Обручье Георгиев Александр
Нас зовут отправиться с собою…
– Чего–чего? – засмеялась Лиска. – Какие ещё тюленевозы?
Не прерываясь, Вася ткнул пальцем в сторону Волги. Самой реки за отвалом видно не было, зато над кромкой насыпи медленно двигалась рубка пассажирского теплохода, похожая на едущий своим ходом белый домик. Зрелище было совершенно дурацкое и вызывало в памяти то ли знаменитую Емелину печку, то ли детские стишки Чуковского, в которых по полям бегают столы и умывальники.
– Что такое лето – это пекло,
Тело обгоревшее и ноги,
Это вермишеле–макаронная диета
И палаток рваные чертоги, – продолжал Вася во весь голос.

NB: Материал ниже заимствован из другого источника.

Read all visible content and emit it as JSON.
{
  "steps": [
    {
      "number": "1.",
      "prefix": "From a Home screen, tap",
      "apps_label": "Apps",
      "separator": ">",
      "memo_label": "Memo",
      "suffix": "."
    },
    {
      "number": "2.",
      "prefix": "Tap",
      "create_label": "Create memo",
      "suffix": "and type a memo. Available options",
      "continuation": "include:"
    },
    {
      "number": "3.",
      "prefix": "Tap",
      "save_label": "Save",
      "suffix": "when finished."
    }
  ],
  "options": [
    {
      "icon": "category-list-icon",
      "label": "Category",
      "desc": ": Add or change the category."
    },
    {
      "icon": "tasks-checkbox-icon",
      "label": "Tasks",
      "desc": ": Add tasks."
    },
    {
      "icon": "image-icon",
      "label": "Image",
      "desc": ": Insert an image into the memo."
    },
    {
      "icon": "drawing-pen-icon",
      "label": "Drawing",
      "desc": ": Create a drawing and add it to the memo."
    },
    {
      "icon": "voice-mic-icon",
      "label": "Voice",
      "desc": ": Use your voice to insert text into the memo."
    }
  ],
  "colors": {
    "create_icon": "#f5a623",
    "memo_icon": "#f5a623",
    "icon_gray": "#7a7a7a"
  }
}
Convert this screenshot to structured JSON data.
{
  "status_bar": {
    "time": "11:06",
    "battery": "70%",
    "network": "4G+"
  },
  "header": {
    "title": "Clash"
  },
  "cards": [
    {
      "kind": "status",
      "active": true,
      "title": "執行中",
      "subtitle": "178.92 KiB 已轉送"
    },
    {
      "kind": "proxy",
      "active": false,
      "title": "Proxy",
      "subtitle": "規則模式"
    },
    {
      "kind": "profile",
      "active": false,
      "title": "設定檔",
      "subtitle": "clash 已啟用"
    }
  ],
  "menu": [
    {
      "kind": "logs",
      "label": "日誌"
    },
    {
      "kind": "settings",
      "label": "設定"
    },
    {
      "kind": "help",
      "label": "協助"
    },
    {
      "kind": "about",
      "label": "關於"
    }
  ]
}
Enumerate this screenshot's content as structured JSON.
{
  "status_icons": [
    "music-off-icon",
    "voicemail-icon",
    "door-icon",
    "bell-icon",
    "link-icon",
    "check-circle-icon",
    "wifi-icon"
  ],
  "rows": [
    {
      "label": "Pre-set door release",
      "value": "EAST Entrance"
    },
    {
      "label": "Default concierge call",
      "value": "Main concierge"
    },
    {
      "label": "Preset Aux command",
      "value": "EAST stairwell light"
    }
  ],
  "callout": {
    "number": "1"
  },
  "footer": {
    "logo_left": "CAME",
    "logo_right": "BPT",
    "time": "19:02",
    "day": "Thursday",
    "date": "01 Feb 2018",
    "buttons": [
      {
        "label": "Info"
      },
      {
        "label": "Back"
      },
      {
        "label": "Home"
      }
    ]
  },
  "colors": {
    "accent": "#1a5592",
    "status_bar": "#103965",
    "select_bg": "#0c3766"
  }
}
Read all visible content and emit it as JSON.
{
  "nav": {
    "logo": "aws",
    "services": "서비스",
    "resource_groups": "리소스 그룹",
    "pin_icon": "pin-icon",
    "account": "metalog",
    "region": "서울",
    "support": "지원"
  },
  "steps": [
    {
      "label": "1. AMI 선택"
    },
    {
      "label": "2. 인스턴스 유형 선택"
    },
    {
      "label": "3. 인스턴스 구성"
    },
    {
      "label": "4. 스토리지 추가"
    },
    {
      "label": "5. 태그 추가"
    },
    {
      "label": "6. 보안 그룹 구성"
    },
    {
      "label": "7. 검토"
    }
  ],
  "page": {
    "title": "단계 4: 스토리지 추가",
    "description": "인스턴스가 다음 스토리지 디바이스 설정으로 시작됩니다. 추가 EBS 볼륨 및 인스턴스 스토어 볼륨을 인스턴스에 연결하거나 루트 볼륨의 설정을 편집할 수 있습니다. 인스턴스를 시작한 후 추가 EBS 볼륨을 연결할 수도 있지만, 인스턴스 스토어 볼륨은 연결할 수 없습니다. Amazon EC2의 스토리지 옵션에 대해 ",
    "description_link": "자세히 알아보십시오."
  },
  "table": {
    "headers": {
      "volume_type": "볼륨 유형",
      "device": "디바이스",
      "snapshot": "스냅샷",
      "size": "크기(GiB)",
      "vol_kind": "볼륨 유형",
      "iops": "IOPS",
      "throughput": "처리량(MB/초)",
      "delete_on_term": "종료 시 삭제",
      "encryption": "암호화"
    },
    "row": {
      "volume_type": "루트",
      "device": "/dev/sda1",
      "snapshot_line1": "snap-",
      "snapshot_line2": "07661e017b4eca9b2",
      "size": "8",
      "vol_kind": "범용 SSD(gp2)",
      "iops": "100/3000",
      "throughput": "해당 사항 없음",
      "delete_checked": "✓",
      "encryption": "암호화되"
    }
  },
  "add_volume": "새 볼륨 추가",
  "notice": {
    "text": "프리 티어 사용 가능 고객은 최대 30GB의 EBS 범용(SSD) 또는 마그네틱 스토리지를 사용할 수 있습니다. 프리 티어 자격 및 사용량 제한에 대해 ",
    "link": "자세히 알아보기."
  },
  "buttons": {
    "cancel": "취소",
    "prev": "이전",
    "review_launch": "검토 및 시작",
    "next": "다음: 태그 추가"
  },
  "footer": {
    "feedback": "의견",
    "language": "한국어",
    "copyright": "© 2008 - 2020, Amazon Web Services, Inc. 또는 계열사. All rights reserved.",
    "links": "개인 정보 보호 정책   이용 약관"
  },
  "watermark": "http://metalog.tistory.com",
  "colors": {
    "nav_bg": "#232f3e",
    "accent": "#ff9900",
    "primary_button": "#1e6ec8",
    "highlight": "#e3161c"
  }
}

С соседних квадратов ему уже подпевали.
Усердно копавший Ботаник наконец не выдержал. Задрал голову и срывающимся басом проблеял:
– Лето-о, снова стары–ы–ый раскоп,
Это-о лето-о в поле-е зовёт…
Как в водосточную трубу дунул.
Катьку скрючило пополам, она упала с подушки и молча стала кататься по квадрату. Лиска попыталась заткнуть обратно в рот рвущийся смех, но не смогла. Ботаник обиженно замигал, потом взглянул на Васю, на Катьку и махнул рукой:
– Ладно, смейтесь! Ну не дано мне музыкального слуха, чего уж там. Мамонт на ухо наступил. Зато я все тексты помню.
«А на фига ж вы бровку завалили, гады,
Там можно было сделать ровный срез,
Найти портретик князя Кия
И его зубной протез!»
Вот!
Глава 7. Кто там, зеркальце, скажи!
Иные настойчиво утверждают, что жизнь каждого записана в книге Бытия.
Из сочинений Козьмы Пруткова
«Катабазис» – нисхождение в мир мёртвых. Стоит напомнить, что нисхождению предшествует обычно сон героя, воспринимаемый мифологическим мышлением как «временная смерть».
Jean Foillard. La conception de Celtes
Лиска потеряла счёт дням. Ей казалось, что она живёт в лагере уже вечность, глядя, как солнце то встаёт над макушками сосен, то окунается в вечерний туман за рекой. Ей понравилось сидеть на обрыве, пока на небе выцветали последние отсветы заката и над водой высыпали колючки звёзд. Потом из–за леса поднималась ржавая луна, похожая на половинку подноса из школьной столовой, и заливала тревожным светом палатки.
– Половецкая какая–то здесь луна, – заметила Лиска, в первый раз увидев над кромкой бора громадную темно–красную горбушку. – Зачем она такого цвета?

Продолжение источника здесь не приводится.